Chi può fermare Bruxelles (e Parigi)? Potrebbero i governi, se in Consiglio ci fossero almeno 20 stati membri, che rappresentino il 65 per cento di europei. Berlino ha fatto sapere che voterà contro, l’Austria è pronta alle vie legali se la tassonomia passa; ma i volonterosi sono pochi e la fiducia che siano i governi a mobilitare una super maggioranza sfiora lo zero. Tutte le attenzioni sono quindi sul parlamento Ue: qui la chance c’è, si è visto questo martedì.

La commissione Affari economici e quella Ambiente hanno votato sull’ipotesi di «obiettare» alla tassonomia, e l’obiezione ha prevalso 76 a 62 (quattro le astensioni). Ora alla plenaria di inizio luglio serviranno 353 voti per imporre il veto: se l’operazione riesce, la Commissione deve ritirare o modificare l’atto.

Mentre la Lega continua a difendere la tassonomia, se ci si sposta dall’estrema destra, tra i popolari si è aperta la crepa. «Nel mio gruppo, che è il più grande, è sempre meno probabile che sosterremo questa tassonomia, e ho fiducia che in Europarlamento ci sarà la maggioranza contro», dice il lussemburghese Christophe Hansen (Ppe): «Dopo l’invasione dell’Ucraina, questa tassonomia è ancor più incomprensibile».
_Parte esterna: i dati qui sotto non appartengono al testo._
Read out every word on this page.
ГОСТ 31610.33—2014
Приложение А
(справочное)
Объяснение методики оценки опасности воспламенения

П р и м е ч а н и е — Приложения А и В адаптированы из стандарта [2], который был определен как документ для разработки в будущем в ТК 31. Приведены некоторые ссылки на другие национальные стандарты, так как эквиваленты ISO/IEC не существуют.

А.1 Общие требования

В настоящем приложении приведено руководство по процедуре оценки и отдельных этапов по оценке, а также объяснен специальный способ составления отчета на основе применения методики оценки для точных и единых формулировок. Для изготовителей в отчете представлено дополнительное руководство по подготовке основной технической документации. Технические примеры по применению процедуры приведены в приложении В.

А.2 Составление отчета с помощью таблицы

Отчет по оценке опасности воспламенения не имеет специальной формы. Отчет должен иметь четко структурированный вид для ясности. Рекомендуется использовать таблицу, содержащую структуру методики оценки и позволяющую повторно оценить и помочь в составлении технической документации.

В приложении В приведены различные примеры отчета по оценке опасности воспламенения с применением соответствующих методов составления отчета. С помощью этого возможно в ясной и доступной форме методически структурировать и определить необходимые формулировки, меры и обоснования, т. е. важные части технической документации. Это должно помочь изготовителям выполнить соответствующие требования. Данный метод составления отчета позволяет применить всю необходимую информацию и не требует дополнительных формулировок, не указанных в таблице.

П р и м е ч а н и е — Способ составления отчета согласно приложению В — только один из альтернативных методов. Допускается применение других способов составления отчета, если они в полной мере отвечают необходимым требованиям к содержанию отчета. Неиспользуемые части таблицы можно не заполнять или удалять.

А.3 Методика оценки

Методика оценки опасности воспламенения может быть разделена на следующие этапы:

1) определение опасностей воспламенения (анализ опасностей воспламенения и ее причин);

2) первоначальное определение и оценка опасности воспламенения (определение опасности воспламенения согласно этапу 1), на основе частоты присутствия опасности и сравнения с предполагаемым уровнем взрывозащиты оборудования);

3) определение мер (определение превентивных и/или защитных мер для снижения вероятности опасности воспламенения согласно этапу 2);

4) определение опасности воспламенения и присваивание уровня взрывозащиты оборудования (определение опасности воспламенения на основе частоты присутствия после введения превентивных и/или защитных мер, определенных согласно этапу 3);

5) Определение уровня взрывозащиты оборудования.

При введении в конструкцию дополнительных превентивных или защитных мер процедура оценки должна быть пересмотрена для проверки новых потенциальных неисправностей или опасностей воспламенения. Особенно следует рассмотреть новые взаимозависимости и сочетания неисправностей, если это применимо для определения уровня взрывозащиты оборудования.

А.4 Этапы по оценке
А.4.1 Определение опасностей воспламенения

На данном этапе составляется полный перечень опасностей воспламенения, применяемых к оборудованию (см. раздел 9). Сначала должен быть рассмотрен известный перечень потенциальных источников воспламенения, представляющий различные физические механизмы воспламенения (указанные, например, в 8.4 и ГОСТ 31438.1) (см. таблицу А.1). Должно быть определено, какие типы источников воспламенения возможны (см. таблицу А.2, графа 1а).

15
Nel gruppo Renew, i macroniani sono agguerriti per difendere la creatura presidenziale, ma pure qui spuntano i ribelli: «Questa tassonomia non è scientifica, è politica, e non è democratica; lavorerò per portare più colleghi tra i contrari», dice la svedese Emma Wiesner (Renew). L’olandese Paul Tang dice che nel suo gruppo, il socialdemocratico, «oltre l’80 per cento è già schierato contro la tassonomia»; e il capodelegazione italiano, Brando Benifei (Pd), conferma questa direzione. Verdi e sinistra, altrettanto. A luglio potrebbe arrivare per la Commissione un’altra bocciatura, e stavolta non la può ignorare.